Pour éviter d’éventuels dangers liés à la cuisson, il est impératif de sélectionner des huiles dont la structure chimique reste stable. Deux critères sont prioritaires :

  • Le point de fumée : cela correspond à la température à laquelle l’huile commence à fumer, un signe de décomposition des lipides ;
  • La stabilité oxydative : cela désigne la capacité de l’huile à résister à l’oxydation lors de la cuisson.

En raison de sa forte teneur en acides gras mono-insaturés et saturés, l'huile d'olive répond à ces critères, faisant d'elle un choix sûr pour une cuisson à feu moyen ou élevé.

Température à respecter pour préserver ses qualités

Souvent perçue à tort comme une huile à éviter, l’huile d’olive affiche un point de fumée qui se situe entre 190°C et 220°C. Comparativement, le beurre a un point de fumée bien plus bas, autour de 130°C. Ainsi, l’huile d’olive se révèle tout à fait adaptée pour la cuisson des aliments, surtout dans un cadre de cuisson douce à la poêle qui reste généralement entre 120°C et 160°C.

Peut-on privilégier l’huile d’olive pour les fritures ?

La plage de température idéale pour la friture se situe entre 150°C et 180°C, et l’huile d’olive vierge extra peut supporter des chauffages allant jusqu’à 190°C. Toutefois, étant donné son coût, il est judicieux de faire appel à des huiles moins coûteuses pour la friture, comme l’huile d’arachide ou l’huile de tournesol raffinée.

Huiles à proscrire pour la friture

Certaines huiles, telles que l'huile de noix, de lin, ou encore celles riches en oméga-3 comme le chanvre ne conviennent pas à la friture en raison de leur bas point de fumée, ce qui entraîne des dégradations rapides à haute température.
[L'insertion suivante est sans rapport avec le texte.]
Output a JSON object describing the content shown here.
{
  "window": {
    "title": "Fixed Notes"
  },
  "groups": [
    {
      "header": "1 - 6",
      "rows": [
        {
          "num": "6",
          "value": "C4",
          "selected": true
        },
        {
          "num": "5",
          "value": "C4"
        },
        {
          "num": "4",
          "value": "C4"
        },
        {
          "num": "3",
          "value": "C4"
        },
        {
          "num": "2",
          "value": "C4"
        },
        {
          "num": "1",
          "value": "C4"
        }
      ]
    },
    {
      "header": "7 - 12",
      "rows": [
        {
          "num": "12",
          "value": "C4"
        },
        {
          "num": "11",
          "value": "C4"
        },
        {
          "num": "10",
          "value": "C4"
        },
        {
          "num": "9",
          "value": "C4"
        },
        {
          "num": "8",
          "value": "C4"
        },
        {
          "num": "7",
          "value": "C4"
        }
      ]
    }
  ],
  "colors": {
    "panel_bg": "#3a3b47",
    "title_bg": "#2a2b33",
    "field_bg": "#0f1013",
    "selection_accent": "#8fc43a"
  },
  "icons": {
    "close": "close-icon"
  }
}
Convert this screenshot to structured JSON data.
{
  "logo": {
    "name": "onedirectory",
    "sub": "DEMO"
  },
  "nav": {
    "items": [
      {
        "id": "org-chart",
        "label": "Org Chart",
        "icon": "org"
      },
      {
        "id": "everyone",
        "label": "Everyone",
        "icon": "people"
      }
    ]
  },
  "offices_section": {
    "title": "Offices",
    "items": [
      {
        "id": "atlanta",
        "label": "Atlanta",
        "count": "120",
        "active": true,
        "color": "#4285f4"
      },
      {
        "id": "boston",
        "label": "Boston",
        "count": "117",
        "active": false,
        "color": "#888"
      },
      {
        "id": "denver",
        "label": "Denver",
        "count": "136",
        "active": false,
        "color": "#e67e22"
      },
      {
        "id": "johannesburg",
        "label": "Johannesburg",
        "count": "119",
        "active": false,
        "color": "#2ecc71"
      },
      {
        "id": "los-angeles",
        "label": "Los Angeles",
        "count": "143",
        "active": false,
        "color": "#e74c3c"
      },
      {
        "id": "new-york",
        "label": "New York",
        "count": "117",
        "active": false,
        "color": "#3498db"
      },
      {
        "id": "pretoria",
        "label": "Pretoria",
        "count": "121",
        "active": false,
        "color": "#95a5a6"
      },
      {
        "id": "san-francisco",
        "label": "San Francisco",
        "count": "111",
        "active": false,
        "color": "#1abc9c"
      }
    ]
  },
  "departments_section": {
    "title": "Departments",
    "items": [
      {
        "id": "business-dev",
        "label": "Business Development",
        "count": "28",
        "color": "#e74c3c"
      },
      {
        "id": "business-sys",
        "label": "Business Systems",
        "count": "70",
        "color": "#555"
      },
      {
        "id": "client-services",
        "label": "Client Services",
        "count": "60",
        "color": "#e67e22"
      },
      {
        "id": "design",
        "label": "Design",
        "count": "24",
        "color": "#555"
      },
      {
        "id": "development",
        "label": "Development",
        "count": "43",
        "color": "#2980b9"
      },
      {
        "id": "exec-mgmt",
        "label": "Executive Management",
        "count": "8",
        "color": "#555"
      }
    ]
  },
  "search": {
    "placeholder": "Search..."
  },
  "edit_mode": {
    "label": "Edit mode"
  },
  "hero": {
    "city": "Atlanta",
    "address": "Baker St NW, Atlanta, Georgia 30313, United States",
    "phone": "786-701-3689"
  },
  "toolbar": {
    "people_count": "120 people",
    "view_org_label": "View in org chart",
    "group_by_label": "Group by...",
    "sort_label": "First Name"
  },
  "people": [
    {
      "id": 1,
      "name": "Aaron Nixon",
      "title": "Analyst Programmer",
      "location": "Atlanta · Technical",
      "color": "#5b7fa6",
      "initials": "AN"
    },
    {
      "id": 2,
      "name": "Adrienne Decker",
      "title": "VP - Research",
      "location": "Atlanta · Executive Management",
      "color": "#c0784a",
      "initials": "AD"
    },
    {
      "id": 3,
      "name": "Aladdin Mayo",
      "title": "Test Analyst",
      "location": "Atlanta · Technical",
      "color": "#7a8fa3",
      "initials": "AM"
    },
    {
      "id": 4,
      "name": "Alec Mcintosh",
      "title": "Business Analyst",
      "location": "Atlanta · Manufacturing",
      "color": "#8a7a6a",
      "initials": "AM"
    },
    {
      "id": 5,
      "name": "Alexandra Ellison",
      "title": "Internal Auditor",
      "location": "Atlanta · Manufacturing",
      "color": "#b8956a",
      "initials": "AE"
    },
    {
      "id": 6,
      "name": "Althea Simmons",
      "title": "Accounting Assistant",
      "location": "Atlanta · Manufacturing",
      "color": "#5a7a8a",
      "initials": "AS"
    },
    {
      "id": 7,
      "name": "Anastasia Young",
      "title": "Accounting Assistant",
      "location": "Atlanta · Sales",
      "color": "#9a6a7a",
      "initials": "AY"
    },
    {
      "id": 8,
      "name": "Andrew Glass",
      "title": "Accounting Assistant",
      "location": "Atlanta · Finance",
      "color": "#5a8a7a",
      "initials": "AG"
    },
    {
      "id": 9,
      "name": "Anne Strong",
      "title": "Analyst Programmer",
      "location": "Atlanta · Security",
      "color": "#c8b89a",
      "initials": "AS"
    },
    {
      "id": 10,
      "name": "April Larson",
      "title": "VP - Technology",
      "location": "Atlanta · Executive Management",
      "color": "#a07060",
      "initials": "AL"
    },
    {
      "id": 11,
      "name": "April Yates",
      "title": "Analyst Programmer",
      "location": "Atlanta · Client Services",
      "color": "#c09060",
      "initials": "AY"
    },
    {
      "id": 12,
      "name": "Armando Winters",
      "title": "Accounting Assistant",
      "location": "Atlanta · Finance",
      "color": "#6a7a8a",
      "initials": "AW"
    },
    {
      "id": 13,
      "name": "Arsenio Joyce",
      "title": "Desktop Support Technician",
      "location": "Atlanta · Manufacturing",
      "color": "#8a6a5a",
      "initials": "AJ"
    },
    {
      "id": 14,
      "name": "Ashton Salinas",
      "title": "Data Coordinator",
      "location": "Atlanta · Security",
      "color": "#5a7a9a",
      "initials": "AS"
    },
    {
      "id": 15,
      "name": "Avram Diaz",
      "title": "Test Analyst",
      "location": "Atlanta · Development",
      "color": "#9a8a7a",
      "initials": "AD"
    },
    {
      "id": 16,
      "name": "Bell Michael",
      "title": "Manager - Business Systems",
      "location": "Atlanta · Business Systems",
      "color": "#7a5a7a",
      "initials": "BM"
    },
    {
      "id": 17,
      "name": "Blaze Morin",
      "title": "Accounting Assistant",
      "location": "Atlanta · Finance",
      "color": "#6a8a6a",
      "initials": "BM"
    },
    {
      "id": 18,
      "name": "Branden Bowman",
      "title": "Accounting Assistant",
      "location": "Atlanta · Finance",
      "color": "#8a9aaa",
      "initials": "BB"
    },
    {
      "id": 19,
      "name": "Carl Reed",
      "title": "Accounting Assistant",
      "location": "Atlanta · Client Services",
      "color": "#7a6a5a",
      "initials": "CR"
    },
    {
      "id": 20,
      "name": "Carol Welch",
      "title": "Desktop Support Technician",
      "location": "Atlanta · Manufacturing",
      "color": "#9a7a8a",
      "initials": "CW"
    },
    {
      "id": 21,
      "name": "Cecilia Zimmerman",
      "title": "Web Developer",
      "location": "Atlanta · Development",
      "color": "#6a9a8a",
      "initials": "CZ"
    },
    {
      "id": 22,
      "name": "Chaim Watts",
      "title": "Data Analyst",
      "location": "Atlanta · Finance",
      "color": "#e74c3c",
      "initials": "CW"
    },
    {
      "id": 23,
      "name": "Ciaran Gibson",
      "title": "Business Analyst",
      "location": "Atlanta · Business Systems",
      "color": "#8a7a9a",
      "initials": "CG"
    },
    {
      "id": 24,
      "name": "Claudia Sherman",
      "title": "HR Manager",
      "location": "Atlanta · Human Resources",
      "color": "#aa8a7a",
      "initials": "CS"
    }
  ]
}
Ces huiles peuvent à leur tour libérer des composés nocifs, altérer le goût des plats et perdre leur valeur nutritive.

Impact de la chaleur sur les propriétés nutritionnelles de l’huile d’olive

Des études menées par l’Université de Barcelone révèlent que l’huile d’olive conserve une portion significative de ses polyphénols, même à des températures de cuisson modérées, confirmant sa résilience à la chaleur. En outre, elle engendre moins de sous-produits toxiques par rapport aux huiles plus sensibles comme le tournesol, démontrant ainsi sa stabilité renforcée grâce à sa composition riche en acides gras mono-insaturés.